La dynamique d’une langue est un équilibre complexe entre son statut (affectif, socio-politique), ses pratiques (communicatives et symboliques), les langues en présence et le contexte social. Une politique efficace de dynamisation rétablit en priorité le statut et suscite des pratiques étendues, dans le cadre d’un plurilinguisme non concurrentiel avec la langue commune. Des travaux scientifiques sont disponibles : une méthode de « revitalisation d’une langue en péril » validée par des experts internationaux (2) , les travaux du Conseil de l’Europe (3).

Mais jusqu’ici, les actions en faveur des LF sont restées inadaptées et incohérentes. Faute du recours à une analyse scientifique sérieuse des situations sociolinguistiques diverses et des paramètres sur lesquels agir. Faute d’un traitement démocratique de cette question, monopolisée par quelques décideurs et militants dogmatiques, comme si « la France d’en bas » n’avaient rien à en dire et que les humains étaient au service des langues, et non l’inverse.

Rien que dans l’éducation, la liste des inégalités et des aberrations est longue, à côté de réussites notables : le gallo est la seule langue d’oïl au bac ; le berbère y est mais n’est pas enseigné ; le provençal est centralisé sous l’occitan alors que c’est une autre langue ; il y a eu des programmes de lycée en 1988, pas de collège ; les programmes des LF sont désormais alignés sur les langues étrangères, dont ceux du primaire, parus en 2003 avec des fautes et sans consultation publique ; etc.

Des pistes méritent intérêt, comme l’initiation « polynomique » (4) généralisée (pour le corse), la sensibilisation préalable à des options non concurrentielles (permettant un choix réel), une véritable écoute des attentes sociales. Le temps est venu d’une politique plurilingue démocratique globale, cohérente et adaptée.


Notes
(1): Selon le recensement 1999, au moins 1/4 de la population en est directement porteuse
(2): The Green Book of Language Revitalization in Practice, Academic Press (2001).
(3): Guide pour l’élaboration des politiques linguistiques éducatives en Europe, Conseil de l’Europe (2003).
(4): Une langue "polynomique" est une langue dont l'unité est construite par la perception et les pratiques sociolinguistiques de ses usagers, sans l'unifier sous une norme de référence, et dont toutes les variétés locales et sociales sont interolérées à égalité.
 
Langues et cultures de France

« Tout homme a droit à la protection contre toute discrimination, y compris linguistique. »
Déclaration universelle des Droits de l'Homme, 1948.

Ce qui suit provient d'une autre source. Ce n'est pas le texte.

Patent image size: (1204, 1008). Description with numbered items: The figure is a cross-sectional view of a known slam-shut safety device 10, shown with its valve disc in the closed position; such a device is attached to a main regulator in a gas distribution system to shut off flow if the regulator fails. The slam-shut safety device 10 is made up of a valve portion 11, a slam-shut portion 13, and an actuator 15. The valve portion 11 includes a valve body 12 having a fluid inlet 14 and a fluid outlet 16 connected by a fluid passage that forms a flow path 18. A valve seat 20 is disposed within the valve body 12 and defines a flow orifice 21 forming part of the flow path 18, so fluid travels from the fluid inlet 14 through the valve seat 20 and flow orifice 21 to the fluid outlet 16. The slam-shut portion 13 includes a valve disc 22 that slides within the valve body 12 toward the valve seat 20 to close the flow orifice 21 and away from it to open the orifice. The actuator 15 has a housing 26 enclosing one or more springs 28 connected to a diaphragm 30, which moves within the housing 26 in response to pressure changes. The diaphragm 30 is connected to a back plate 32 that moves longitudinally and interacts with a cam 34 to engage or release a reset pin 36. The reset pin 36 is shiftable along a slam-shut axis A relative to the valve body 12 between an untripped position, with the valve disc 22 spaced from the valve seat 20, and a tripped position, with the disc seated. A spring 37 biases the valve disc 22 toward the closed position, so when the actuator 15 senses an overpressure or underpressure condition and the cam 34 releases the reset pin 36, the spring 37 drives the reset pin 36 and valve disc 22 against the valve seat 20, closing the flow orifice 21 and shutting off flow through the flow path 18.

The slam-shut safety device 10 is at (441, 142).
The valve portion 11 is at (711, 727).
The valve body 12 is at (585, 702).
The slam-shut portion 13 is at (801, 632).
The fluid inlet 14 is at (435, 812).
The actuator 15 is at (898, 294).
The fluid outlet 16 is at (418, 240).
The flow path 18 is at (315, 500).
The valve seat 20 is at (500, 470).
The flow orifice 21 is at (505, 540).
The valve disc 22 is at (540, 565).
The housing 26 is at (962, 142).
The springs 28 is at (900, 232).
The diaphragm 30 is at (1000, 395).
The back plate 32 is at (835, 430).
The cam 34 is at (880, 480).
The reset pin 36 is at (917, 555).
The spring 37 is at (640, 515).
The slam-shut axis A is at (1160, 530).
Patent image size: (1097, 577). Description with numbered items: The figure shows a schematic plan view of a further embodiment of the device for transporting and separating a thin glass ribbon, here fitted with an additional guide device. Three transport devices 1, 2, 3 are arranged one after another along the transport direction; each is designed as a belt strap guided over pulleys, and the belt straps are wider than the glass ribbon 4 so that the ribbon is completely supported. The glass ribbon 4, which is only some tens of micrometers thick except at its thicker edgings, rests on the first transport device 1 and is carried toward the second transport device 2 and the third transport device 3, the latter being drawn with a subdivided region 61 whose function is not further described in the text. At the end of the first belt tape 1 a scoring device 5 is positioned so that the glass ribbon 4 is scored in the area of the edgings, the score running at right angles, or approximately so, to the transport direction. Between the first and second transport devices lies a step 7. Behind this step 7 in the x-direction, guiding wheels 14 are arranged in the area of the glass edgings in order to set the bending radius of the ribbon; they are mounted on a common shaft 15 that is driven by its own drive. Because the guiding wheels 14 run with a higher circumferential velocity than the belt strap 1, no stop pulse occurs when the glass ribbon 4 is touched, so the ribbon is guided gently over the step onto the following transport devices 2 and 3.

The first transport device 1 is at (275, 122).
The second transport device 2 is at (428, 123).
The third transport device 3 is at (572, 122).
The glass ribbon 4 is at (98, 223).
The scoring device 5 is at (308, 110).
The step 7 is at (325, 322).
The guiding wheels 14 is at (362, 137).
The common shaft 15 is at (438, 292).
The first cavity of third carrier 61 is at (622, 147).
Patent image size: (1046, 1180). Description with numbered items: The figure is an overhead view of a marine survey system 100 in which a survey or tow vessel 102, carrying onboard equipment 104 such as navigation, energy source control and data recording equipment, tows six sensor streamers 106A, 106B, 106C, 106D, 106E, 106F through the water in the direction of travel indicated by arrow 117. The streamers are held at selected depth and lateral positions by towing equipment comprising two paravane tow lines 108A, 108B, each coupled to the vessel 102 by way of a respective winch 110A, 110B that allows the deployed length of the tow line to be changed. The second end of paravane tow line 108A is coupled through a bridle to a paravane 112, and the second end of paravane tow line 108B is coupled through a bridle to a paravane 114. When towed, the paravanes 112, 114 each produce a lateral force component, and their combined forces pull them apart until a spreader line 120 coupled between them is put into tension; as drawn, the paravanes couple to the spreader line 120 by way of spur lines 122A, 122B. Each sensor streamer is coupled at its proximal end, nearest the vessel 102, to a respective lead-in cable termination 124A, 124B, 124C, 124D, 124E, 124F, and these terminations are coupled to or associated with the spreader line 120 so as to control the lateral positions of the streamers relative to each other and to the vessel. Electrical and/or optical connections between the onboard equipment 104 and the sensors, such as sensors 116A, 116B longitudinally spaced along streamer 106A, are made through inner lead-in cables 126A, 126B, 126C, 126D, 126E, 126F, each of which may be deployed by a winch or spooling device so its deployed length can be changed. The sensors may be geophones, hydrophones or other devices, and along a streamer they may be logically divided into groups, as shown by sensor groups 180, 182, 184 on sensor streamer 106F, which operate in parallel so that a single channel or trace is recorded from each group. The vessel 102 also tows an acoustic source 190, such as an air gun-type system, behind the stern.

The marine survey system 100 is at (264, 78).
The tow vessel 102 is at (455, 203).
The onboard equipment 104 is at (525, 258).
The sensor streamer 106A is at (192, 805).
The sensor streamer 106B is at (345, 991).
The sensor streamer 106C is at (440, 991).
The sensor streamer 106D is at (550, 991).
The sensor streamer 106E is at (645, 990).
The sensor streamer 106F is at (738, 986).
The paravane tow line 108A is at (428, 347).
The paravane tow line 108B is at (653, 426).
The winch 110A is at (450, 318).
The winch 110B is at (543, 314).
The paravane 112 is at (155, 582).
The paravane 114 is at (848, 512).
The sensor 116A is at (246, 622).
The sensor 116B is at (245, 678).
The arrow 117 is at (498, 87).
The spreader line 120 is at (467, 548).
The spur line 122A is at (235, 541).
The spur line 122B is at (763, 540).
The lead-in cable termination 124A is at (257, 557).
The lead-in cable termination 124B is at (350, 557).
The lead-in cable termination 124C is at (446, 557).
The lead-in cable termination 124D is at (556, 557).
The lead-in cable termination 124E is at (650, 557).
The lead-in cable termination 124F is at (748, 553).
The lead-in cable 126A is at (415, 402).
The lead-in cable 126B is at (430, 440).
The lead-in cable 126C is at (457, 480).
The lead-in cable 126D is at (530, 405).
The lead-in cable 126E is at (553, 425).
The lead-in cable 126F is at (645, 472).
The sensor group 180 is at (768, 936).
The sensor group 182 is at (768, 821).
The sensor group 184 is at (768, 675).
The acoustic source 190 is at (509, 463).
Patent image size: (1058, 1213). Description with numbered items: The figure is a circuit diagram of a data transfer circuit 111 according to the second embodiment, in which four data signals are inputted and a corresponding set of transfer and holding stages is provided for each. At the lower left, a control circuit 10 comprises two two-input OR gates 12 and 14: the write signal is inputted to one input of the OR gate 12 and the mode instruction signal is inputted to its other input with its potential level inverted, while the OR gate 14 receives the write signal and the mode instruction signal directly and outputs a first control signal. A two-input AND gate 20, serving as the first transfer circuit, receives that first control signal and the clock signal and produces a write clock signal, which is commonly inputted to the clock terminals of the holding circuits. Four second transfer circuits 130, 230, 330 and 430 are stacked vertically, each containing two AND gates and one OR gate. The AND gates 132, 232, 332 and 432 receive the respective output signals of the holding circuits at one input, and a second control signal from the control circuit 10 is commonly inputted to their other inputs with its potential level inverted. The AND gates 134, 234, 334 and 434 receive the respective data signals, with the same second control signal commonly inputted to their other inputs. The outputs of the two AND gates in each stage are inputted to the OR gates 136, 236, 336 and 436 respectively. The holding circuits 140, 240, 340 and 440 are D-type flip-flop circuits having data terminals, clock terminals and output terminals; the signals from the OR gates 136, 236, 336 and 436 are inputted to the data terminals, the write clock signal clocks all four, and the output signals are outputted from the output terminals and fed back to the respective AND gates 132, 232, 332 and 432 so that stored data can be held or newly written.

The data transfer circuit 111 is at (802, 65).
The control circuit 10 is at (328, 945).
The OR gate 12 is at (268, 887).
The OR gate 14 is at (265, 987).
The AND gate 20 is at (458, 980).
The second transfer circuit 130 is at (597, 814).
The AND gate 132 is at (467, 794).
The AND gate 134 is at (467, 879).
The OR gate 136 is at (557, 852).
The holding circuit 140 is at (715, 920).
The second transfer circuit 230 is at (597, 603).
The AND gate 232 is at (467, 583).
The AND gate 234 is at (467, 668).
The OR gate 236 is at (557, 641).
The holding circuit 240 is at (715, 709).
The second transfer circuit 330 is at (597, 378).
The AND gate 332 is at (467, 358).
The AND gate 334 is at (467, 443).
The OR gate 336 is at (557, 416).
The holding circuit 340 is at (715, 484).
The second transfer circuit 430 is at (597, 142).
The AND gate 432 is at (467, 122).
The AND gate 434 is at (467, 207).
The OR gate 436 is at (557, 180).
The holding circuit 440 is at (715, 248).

« L'enracinement peut devenir nostalgie et passéisme (...).

Elle peut être aussi désaliénation et ré appropriation (...),

fraternité vis-à-vis des opprimés et respect des différences. »

Michel Tozzi, dans Apprendre et vivre sa langue, Syros, 1984.

Le droit à se réapproprier sa langue
Apprendre sa langue n'est pas une revendication simplement linguistique. Il s'agit de s'approprier, se réapproprier un héritage culturel pour agir dans le présent et peser sur l'avenir.

Une langue, c'est plus qu'un moyen de communication, c'est ce qui permet de se comprendre, de se situer, de vivre ensemble.
La reconnaissance de la pluralité linguistique doit être vécue comme un enrichissement et non une division.

Une telle reconnaissance doit être l'affirmation du droit pour chaque individu de pouvoir connaître et pratiquer la langue de ses parents sans pour cela conduire à l'isolement des communautés qui reste contraire au principe de laïcité que défend le Sgen-CFDT.